The popularity of double-arena parties led Helter Skelter to organise Energy '97 – The Carnival of Dance. The festival took place at Turweston Aerodrome in Northamptonshire (now the site of the Gatecrasher Summer Sound System festivals). The festival attracted 18,000 revellers, an all-time high. Ten huge marquees played genres of dance music including hardcore, drum and bass, and techno, and hosted 85 UK artists, DJs and MCs.

Helter Skelter held a Millennium Jam on New Year's Eve, 1999. By then, the number of ravers had decreased, as garage house music started to become more popular.

After a hiatus, Helter Skelter returned with an event at the 4,500-capacity venue Bowlers in Trafford, Manchester, in association with the Northern dance music organisation, Compulsion. Helter Skelter also returned to the Sanctuary Music Arena, but with a new music policy. Pratley collaborated with the event management team from Club Sidewinder and introduced specialist drum and bass events, branded as Accelerated Culture, which hosted arenas at festivals including Global Gathering.

Following the closure of the Sanctuary Music Arena in 2004, Helter Skelter returned to the Plaza in Milton Keynes on New Year's Eve. It continued with the Accelerated Culture brand in Birmingham and brought drum and bass and old school hardcore to a predominantly house music-orientated Ibiza.

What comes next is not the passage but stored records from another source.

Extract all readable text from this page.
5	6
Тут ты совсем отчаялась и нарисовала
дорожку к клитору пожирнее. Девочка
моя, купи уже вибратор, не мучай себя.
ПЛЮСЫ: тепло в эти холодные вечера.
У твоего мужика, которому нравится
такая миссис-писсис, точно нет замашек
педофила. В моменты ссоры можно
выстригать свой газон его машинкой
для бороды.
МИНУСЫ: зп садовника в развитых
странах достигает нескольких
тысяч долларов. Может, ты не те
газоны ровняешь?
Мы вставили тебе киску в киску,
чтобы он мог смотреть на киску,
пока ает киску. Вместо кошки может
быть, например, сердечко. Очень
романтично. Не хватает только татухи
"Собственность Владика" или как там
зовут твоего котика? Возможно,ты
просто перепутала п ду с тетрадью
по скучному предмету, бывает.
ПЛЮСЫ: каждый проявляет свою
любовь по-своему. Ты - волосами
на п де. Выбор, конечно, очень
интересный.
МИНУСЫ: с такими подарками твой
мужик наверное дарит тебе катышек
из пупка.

In 2005, Helter Skelter and the Ministry of Sound released a compilation CD, Hardcore Classics, mixed by Billy Daniel Bunter and Slipmatt, which peaked at number 2 in the UK Compilation Chart. Further compilations followed: United In Hardcore (2006), a versus mix with Raindance in Hardcore (2007) and Billy Daniel Bunter and Slipmatt, Helter Skelter & Raindance Present The Sound Of Hardcore (2009).